Nel 2015 in manette finiscono monsignor Balda e
Francesca Chaouqui, accusati di aver consegnato ai giornalisti Gianluigi
Nuzzi ed Emiliano Fittipaldi altri documenti che riguardano il settore
finanziario della Santa Sede. Ma non solo. È un nuovo scandalo che
scuote il Vaticano perché ad essere resi pubblici sono i documenti della
Cosea, organismo voluto da papa Francesco con l’obiettivo dichiarato di
rendere trasparente la gestione economica.
Le verifiche della
gendarmeria si concentrano su tutti i fascicoli che potrebbero essere
stati trafugati o comunque resi noti al di fuori delle mura leonine. E
così si torna a parlare dell’esistenza di un dossier dedicato
esclusivamente alla scomparsa di Emanuela Orlandi. Viene accreditata la
possibilità che contenga resoconti di attività inedite almeno fino al
1997. Proprio su questo si è deciso adesso di fare leva per cercare di
scoprire chi e perché abbia ostacolato la ricerca della verità.
La segreteria di Stato
Nell’istanza
si fa specifico riferimento ad «alcune fonti che riferiscono
dell’esistenza presso la segreteria di Stato del dossier con dettagli
anche di natura amministrativa dell’attività svolta dalla segreteria di
Stato ai fini del ritrovamento». E poi si elencano gli atti già
acquisiti dalla procura di Roma anche attraverso le rogatorie presso la
Santa Sede.
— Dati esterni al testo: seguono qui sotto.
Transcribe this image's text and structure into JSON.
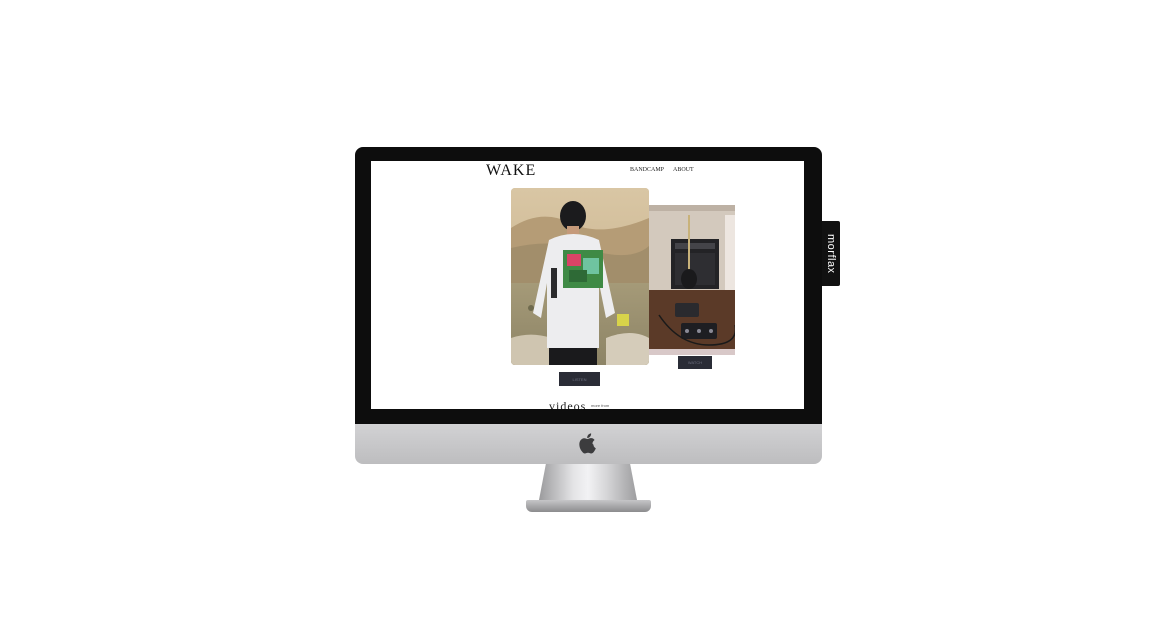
{
  "site": {
    "logo": "WAKE",
    "nav": [
      "BANDCAMP",
      "ABOUT"
    ]
  },
  "buttons": {
    "main_label": "LISTEN",
    "side_label": "WATCH"
  },
  "section": {
    "heading": "videos",
    "sub": "more from"
  },
  "side_tab": {
    "label": "morflax"
  },
  "colors": {
    "bezel": "#0d0d0d",
    "button": "#2a2c36",
    "tab": "#111111"
  }
}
Una in particolare, datata 22 aprile 1994, nella quale
veniva ammesso come «tutta la dolorosa vicenda fu seguita a fondo
direttamente dalla segreteria di Stato».
Ecco perché viene
ritenuto fondamentale il colloquio con Parolin. Del resto il cardinale è
certamente espressione del nuovo corso, scelto direttamente da papa
Francesco per sostituire al vertice della segreteria di Stato Tarcisio
Bertone e così dare un segnale di rinnovamento rispetto a una gestione
che era stata segnata da numerosi scandali, compreso quello dei conti
«privati» aperti presso lo Ior. Finora l’alto prelato ha avuto due
colloqui con Pietro Orlandi senza che nulla fosse poi accaduto. Ora c’è
però un fatto nuovo, la scoperta di documenti che possono diventare
preziosi per comporre un disegno ancora oscuro. Non a caso nell’istanza
si cita quel principio del Compendio di dottrina sociale della Chiesa
secondo cui «gli uomini sono tenuti in modo particolare a tendere di
continuo alla verità, a rispettarla e ad attestarla responsabilmente».
Una richiesta che si trasforma in un appello nei confronti del pontefice
e delle gerarchie ecclesiastiche affinché diano conforto e giustizia a
una famiglia che vive in un incubo infinito.